Soit il était très mauvais conducteur —ce qu'Oliver n'excluait pas, au vu des zig zag qu'il avait entamé lorsqu'ils le prenait en filature—soit leur petit numéro de ghostface lui avait assez filé les chocottes pour qu'il ne fasse plus attention à sa conduite.
— Waouh, sympa ta caméra, renfila soudain JJ, moqueur. Où est-ce que tu m'as chopé cette antiquité ? Tu connais les téléphones ?
Oliver se tourna vers ses amis, tout en essorant ses cheveux dans son poing —ce qui était stupide, sachant que dans quelques secondes seulement, ils seraient à nouveau imbibé. Pope, protégé par sa capuche, tenait un appareil photo ne datant pas de la première jeunesse entre les mains.
— Primo, je suis fan de tout ces trucs vintage. Deuxio, y'a un zoom intégré. Ça permet d'avoir une bonne image, même de loin.
— T'es le roi des ringards, souffla Kie.
— Non, c'est malin, riposta Oliver, lâchant ses mèches crépus. Si on doit foutre le père Cameron en taule, faut qu'on le fasse avec des images de qualité.. Sinon, on nous prendra pour des tarés.
Pope lui adressa un long regard reconnaissant. Kie secoua la tête, fixant son attention sur le pick-up;
— En parlant du loup, grogna t-elle.
— On en voit la queue, ajouta JJ, avec un rictus discret.
Oliver lui décocha une calotte —cela devait être sa quinzième de la journée— en plein dans le bout de peau, entre son crâne et sa nuque, lui arrachant une grimace;
— Hé mais j'ai rien-
— Boucle la, pesta Pope, concentré.
Victorieux, Oliver se retint de lui tirer la langue. JJ grinça entre ses dents, promettant que ça se paierait, mais la venue de Ward Cameron, sprintant sous les torrents d'eau, un sac noir calé sous l'aisselle, le fit taire.

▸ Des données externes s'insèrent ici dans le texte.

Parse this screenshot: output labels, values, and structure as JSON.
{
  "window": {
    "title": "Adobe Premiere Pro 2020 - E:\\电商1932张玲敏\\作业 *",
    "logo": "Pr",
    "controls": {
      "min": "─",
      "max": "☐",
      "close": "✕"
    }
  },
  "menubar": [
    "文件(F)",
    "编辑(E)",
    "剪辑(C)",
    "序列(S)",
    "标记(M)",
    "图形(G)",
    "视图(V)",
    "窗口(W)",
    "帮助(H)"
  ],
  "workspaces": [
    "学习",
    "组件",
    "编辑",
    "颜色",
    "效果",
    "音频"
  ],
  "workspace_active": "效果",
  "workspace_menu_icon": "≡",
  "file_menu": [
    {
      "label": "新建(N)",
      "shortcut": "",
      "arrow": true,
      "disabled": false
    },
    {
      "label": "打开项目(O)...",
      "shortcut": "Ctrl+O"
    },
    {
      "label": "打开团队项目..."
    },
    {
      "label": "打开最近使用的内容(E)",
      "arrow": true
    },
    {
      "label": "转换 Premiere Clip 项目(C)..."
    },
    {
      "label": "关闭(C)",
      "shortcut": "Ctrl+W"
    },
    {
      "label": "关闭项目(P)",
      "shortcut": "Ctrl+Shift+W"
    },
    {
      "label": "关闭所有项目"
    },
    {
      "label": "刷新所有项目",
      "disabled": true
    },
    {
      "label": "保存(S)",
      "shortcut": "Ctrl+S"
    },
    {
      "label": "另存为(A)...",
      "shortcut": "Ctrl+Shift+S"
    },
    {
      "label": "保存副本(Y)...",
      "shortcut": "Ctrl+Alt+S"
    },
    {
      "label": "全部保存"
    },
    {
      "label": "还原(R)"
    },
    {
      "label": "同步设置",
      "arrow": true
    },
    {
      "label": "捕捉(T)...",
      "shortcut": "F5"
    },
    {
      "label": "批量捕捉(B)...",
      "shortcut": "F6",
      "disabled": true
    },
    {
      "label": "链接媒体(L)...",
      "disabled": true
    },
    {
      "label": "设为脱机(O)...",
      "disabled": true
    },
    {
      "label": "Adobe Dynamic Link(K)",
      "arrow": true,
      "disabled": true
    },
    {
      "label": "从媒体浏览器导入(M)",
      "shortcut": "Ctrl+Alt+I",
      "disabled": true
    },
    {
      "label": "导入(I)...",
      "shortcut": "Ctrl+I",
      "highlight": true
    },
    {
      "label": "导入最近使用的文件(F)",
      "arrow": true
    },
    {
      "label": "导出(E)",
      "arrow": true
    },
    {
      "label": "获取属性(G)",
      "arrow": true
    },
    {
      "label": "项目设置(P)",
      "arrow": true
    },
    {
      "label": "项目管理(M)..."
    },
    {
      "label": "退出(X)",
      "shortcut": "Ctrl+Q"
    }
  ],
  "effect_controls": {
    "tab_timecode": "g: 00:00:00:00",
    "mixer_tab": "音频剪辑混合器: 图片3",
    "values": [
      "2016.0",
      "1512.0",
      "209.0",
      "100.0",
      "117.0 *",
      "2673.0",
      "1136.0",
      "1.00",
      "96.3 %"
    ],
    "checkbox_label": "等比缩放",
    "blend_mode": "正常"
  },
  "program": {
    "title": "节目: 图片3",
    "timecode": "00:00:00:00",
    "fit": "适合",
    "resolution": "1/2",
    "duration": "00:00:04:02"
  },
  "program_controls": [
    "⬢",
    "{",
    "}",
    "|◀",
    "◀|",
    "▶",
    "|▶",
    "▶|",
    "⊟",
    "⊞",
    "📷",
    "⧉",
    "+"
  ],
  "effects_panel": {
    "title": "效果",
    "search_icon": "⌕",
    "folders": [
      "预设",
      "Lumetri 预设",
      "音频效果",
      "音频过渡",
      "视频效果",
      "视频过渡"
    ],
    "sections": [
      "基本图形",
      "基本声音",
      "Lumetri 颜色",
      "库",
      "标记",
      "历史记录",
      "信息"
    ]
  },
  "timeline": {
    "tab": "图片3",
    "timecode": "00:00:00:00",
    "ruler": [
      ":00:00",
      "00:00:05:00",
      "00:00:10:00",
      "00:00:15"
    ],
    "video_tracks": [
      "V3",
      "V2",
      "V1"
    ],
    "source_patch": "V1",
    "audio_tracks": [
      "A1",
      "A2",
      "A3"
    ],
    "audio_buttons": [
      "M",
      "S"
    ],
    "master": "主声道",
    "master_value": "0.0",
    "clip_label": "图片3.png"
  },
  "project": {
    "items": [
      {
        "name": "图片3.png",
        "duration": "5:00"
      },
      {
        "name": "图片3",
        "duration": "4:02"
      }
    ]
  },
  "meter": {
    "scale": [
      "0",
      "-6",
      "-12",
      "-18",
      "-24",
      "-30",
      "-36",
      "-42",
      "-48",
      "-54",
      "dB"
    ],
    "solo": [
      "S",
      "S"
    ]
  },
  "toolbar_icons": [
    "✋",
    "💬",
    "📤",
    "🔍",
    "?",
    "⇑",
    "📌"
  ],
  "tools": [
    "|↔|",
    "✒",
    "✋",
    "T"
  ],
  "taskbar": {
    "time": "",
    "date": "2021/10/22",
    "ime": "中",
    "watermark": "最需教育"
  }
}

Une deuxième silhouette, plus large, apparut alors, courant derrière la première. Gavin. Pope zooma sur eux, une barre entre les sourcils;
— Où tu vas, enfoiré ? Non !
— Quoi ? S'inquiéta Kie.
— Je les aient perdus, merde !
Les deux acolytes s'étaient réfugiés dans un bâtiment en travaux. Impossible de les voir à l'œil nue, bien qu'Oliver essaie, plissant les yeux, rien n'était distinguable à cette distance. Leur seule chance était la caméra, et pour l'instant, elle était aveugle.
Un sifflement aiguë perça les floc floc, Oliver pivota, sur ses gardes. La tension qui le parcourait n'était pas bonne du tout. Son rythme cardiaque frôlait l'infarctus.
Mais, dieu soit loué, ce n'était que JJ, au bout de la ruelle, faisant de grand signes de mains dans leur direction. Quand est-ce que ce crétin s'était éclipsé ?
— J'ai trouvé un truc. Venez !
Oliver le rejoignit en quatre enjambées, suivit d'abord par Kie, puis par Pope, qui, un poil hésitant, guettait quand même dans sa caméra, le retour de Ward.
— Mais, tu t'es téléporté ou ? Grimaça Oli.
— Ouais, avec mes super pouvoirs.
Le blond agita ses doigts sous le nez d'Oliver, comme des pattes d'araignées. Il le repoussa méchamment, avançant en tête de file, grimpant l'échelle que lui indiqua son ami;
— Tu trouves ça drôle ?
— Ouais, beaucoup, surtout que tu te chies dessus.
— Je me chies pas dessus !
JJ rit, escaladant avec aisance.
— Si, et c'est hilarant.
— Vous pouvez pas la fermer ? S'emporta Kie, trempée jusqu'à l'os. Vous pensez vraiment que c'est le moment ?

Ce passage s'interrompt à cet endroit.